In an attempt to tie everything together he enlists the help of his fellow G.O.O.D. music label mate, Common, who narrates the album. While it’s nice to hear Common’s voice, his interludes to the 5 different “acts” inevitably fall flat. In other words, even with Common’s help the flow of the album still seems random and scattered. Take for example, “Solo Dolo.” It’s way too dark and he wails way too much.
The recurring theme throughout the album is….well hell, I don’t know what the theme is. The tracks deemed as “nightmares” sound just like every other song and the division of the album into acts seems pretty pointless. Another issue is the storyline which is hard to catch and muddy. Cudi starts off as the man on the moon and begins on a journey to do…just what? I’m not sure.
While murky and weird, it is in not without a few admirable high points in between. His teaming up with techno bands like Ratatat and MGMT are actually cool, really cool. “Pursuit of Happiness” collabs Hip-Hop and techno together for a song that stays in your head all day whether you want it to or not.
His two current singles, “Day N Nite” and “Make Her Say” were definitely well selected and stand out from the rest of the tracks from start to finish. In fact they stand out so much that they don’t really fit in with the rest. Another standout track is “Hyyerr” on Act 5, featuring Chip The Ripper.

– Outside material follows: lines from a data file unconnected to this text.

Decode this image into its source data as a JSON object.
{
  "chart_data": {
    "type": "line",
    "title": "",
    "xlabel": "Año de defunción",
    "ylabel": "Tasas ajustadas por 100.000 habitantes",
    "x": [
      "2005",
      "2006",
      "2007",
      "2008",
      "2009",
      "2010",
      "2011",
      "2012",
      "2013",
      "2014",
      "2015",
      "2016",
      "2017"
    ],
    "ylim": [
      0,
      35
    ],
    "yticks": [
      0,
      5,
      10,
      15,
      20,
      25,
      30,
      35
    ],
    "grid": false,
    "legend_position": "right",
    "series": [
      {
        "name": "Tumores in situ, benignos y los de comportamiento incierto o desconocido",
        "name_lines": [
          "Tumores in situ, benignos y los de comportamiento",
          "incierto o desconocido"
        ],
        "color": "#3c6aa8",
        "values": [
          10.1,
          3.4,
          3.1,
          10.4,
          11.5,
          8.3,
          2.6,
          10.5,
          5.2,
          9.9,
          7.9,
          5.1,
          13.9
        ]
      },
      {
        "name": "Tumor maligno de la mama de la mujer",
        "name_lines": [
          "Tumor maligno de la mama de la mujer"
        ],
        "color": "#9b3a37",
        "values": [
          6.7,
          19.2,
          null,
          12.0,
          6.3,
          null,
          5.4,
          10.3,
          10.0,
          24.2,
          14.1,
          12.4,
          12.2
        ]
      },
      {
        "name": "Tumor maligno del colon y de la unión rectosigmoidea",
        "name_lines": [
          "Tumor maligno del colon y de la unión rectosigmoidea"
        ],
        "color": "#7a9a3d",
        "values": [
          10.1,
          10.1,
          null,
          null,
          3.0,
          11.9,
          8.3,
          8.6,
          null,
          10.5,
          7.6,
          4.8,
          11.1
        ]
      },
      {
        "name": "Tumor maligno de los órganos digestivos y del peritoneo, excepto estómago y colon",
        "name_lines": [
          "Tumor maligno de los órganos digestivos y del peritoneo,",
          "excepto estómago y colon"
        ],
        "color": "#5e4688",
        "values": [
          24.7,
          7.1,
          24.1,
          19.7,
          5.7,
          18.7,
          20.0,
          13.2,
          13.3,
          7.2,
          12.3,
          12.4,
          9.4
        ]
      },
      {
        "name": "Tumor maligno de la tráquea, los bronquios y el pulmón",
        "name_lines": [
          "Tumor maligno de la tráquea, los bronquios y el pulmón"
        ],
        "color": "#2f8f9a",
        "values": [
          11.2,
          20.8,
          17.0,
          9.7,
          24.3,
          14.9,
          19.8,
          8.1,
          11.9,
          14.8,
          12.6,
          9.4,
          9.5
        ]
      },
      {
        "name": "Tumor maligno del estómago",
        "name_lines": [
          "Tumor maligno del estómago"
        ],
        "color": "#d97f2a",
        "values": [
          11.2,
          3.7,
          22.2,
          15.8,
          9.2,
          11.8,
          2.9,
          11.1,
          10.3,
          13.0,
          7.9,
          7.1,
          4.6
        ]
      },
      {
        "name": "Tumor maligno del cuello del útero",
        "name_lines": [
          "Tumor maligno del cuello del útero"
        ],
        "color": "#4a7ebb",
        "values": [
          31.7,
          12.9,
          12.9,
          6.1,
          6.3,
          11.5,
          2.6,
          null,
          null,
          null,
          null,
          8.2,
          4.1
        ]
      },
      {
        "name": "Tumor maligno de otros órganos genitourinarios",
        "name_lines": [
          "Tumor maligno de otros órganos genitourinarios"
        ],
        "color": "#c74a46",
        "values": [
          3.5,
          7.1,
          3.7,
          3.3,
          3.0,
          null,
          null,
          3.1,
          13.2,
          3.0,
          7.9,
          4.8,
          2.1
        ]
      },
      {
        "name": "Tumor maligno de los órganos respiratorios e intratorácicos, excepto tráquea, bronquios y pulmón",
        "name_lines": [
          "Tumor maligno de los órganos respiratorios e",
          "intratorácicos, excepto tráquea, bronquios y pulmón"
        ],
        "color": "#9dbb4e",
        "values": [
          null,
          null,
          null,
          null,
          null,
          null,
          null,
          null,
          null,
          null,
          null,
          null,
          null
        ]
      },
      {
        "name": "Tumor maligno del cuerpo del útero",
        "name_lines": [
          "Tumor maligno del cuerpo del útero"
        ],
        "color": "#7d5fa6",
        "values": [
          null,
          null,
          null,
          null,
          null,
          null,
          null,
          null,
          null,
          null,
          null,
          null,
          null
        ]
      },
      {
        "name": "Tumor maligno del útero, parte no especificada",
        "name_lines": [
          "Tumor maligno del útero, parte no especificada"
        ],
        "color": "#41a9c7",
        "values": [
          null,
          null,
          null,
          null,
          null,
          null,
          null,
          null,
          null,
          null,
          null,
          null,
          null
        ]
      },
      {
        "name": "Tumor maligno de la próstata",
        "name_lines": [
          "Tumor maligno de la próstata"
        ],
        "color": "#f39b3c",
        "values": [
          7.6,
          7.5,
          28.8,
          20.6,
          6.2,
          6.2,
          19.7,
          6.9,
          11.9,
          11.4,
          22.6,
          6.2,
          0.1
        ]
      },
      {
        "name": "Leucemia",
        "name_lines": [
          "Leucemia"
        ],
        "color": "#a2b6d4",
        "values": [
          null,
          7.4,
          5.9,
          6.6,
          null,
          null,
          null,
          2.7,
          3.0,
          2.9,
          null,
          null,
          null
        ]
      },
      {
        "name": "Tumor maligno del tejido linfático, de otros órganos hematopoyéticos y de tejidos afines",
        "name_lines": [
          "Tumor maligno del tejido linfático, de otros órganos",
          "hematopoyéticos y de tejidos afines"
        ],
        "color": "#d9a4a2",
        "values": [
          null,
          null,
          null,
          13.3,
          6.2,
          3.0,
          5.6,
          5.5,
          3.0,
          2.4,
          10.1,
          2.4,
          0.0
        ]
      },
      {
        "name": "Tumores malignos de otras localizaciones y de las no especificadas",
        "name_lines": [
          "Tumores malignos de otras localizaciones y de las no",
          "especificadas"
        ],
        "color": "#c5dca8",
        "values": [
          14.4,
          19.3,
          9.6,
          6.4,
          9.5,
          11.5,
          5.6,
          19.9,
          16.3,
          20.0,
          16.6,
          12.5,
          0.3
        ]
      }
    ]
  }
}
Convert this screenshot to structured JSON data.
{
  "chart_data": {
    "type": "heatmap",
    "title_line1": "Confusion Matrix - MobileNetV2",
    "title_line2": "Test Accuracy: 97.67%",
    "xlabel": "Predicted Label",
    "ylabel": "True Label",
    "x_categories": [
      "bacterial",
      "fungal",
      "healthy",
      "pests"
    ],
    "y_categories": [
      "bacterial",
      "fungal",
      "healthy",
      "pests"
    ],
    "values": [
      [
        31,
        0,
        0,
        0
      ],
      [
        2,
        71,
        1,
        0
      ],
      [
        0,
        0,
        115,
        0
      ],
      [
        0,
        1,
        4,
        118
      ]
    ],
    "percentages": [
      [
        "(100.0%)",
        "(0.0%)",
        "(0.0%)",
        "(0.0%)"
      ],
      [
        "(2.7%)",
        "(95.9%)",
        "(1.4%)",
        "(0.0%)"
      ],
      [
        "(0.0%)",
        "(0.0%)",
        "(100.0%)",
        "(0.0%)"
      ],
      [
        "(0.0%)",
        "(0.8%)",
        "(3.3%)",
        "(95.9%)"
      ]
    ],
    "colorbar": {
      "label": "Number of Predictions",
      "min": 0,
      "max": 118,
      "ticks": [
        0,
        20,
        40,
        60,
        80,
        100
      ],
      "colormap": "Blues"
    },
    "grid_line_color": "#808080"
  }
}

“Hyyerr” is undoubtedly a banger that doesn’t require you to fu*k up your lungs to appreciate it. It’s a smooth and mellow weed anthem that manages to hold the attention of non chiefing individuals like myself. It opens with Cudi’s Ohio henchman, Chip The Ripper, who slashes it with his album stealing lyrics.
A ni**a like me be so gone/ Eyes so low that a ni**a gotta throw his locs on/ Wonder what them folks on/ That’s what they be asking/ Dumb kush we smokes on/ Smell it when a ni**a pass and we getting to the cash/ And you can see a ni**a shining/ Just a lil gold a couple hoes/ Couple two three diamonds/ Up in the hood where you find them/ Unless he out on the road/ Every show gotta bag for the blow/ And patron all my ni**as getting throwd/ Like they posed to cause life is short & filled with lots of grief and doubt/So I just pull that bag of colorful frosty leaves on out & free my scalp/”
Overall Man On The Moon: The End Of Day isn’t great, but it’s not bad either. Throughout the album you can’t help but picture teenagers in tight jeans rolling blunts and bobbing their head to the music. I’m sure the emo, hipster kids will love it. While it’s decent, it proves to be a little over hyped, a little overly sing-songy and incredibly reminiscent of his predecessor.